DB09173 (Butyrfentanyl or butyrylfentanyl) is a potent, short-acting mu opioid receptor agonist, and an analog of fentanyl, differing by only one methyl group. It has no approved medical indications but is being used for recreational purposes, with cases of fatal overdoses reported in Europe and the United States. Pre-clinical studies of butyrfentanyl are scarce; however, the few available studies suggest that butyrfentanyl is about 30 times less potent than fentanyl itself, and has significant antinociceptive properties, as demonstrated by the acetic acid writhing test in rodents. DB09173 is being abused for its opioid effects. As with other mu-opioid agonists, it can induce respiratory depression which may lead to death and numerous deaths have been reported. No studies of butyrfentanyl dependence or cross-dependence conducted in humans could be identified.

Ginsenoside Rb3 is a protopanaxadiol ginsenoside that can be isolated from several different Panax species. Ginsenoside Rb3 exerts antidepressant and antidiabetic activities as well as cardio- and neroprotective action in ischemic tissue injury in animal models. Ginsenoside Rb3 inhibits apoptosis and cell proliferation, in addition it demonstrates antiaxidant properties. Ginsenoside Rb3 may modulate activity of GABA-A and NMDA receptors.

ASP-2535 is a glycine transporter-1 (GlyT1) inhibitor which was developed by Astellas Pharma for the treatment of Schizophrenia and Alzheimer's disease. Although ASP-2535 was shown to improve cognitive impairment in animal models, it is no longer in the company pipeline.

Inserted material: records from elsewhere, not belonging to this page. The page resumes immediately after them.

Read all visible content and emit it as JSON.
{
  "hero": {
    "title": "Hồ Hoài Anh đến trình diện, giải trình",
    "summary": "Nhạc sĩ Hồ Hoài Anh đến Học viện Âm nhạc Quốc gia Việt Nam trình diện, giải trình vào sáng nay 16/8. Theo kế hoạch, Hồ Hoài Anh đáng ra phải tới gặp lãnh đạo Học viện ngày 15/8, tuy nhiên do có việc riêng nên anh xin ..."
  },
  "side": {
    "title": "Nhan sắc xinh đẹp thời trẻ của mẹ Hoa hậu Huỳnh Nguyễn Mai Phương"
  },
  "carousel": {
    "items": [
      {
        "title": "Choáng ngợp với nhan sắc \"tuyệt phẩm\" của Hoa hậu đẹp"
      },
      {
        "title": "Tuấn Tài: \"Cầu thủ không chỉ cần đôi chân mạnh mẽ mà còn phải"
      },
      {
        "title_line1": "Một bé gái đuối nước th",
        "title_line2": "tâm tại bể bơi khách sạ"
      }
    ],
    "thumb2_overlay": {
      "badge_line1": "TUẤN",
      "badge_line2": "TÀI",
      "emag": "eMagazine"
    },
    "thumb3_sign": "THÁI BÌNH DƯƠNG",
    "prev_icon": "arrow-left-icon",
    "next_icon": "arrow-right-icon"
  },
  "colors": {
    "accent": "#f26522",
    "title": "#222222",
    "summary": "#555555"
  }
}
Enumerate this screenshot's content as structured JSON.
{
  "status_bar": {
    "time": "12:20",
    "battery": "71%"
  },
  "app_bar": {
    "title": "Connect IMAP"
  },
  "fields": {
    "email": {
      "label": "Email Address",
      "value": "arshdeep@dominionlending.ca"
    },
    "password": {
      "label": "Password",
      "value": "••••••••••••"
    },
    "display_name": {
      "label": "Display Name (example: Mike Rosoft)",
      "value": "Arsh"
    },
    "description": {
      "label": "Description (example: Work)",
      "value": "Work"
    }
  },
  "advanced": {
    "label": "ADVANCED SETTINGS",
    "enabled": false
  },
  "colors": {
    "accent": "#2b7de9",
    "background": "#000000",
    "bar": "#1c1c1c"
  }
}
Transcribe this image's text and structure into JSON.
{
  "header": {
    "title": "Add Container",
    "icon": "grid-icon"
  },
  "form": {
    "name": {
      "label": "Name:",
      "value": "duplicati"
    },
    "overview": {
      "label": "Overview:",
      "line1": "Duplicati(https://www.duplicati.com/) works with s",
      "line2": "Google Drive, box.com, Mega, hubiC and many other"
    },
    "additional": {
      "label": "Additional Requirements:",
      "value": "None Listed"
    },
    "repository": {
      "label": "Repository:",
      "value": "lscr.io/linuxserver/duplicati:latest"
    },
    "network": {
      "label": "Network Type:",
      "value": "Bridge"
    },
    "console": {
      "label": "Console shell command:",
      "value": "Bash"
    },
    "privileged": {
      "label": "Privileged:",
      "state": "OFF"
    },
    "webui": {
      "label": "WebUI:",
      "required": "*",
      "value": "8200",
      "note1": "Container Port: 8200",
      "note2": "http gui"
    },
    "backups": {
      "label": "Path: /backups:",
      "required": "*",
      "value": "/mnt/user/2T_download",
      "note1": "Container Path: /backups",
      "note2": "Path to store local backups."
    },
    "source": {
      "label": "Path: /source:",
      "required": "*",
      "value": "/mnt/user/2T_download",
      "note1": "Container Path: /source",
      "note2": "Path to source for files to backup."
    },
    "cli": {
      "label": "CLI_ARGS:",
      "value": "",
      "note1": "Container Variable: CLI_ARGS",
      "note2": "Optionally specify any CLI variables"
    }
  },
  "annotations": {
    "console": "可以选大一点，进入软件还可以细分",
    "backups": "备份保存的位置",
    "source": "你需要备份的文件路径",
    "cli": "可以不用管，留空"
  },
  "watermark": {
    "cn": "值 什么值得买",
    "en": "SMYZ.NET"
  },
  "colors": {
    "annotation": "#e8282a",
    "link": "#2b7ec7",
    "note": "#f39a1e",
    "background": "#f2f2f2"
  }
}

LY-300168 (GYKI-53655) is a negative allosteric AMPA modulator. It is used as a tool compound to study role of AMPA receptor in CNS functioning. Administration of LY-300168 demonstrated anxyolitic effects. GYKI-53655 produced a dose-dependent prolongation of survival time in the MgCl2 induced global ischaemia model.

MS 245 oxalate represents the first member of a novel class of reasonably selective tryptamine-based 5-HT6 receptor antagonists. MS 245 potentiated the hypolocomotor actions, but not the antinociceptive effects, of (-)nicotine in mice. MS 245 together with the ED50 dose of (+)amphetamine resulted in dose-related stimulus generalization. In contrast, the administration of various doses of MS-245 in combination with the ED50 dose of cocaine failed to result in stimulus generalization.

alpha-yohmbine (aka rauwloscine) is a diastereomer of yohimbine and shares many of the same properties. Rauwolscine acts as an alpha-2-adrenergic antagonist and is therefore used as an unregulated nutritional supplement for fat-burning and CNS stimulation. Rauwolscine is also an antagonist of the HT2B receptor and has been investigated for the potential to mitigate blood vessel spasms.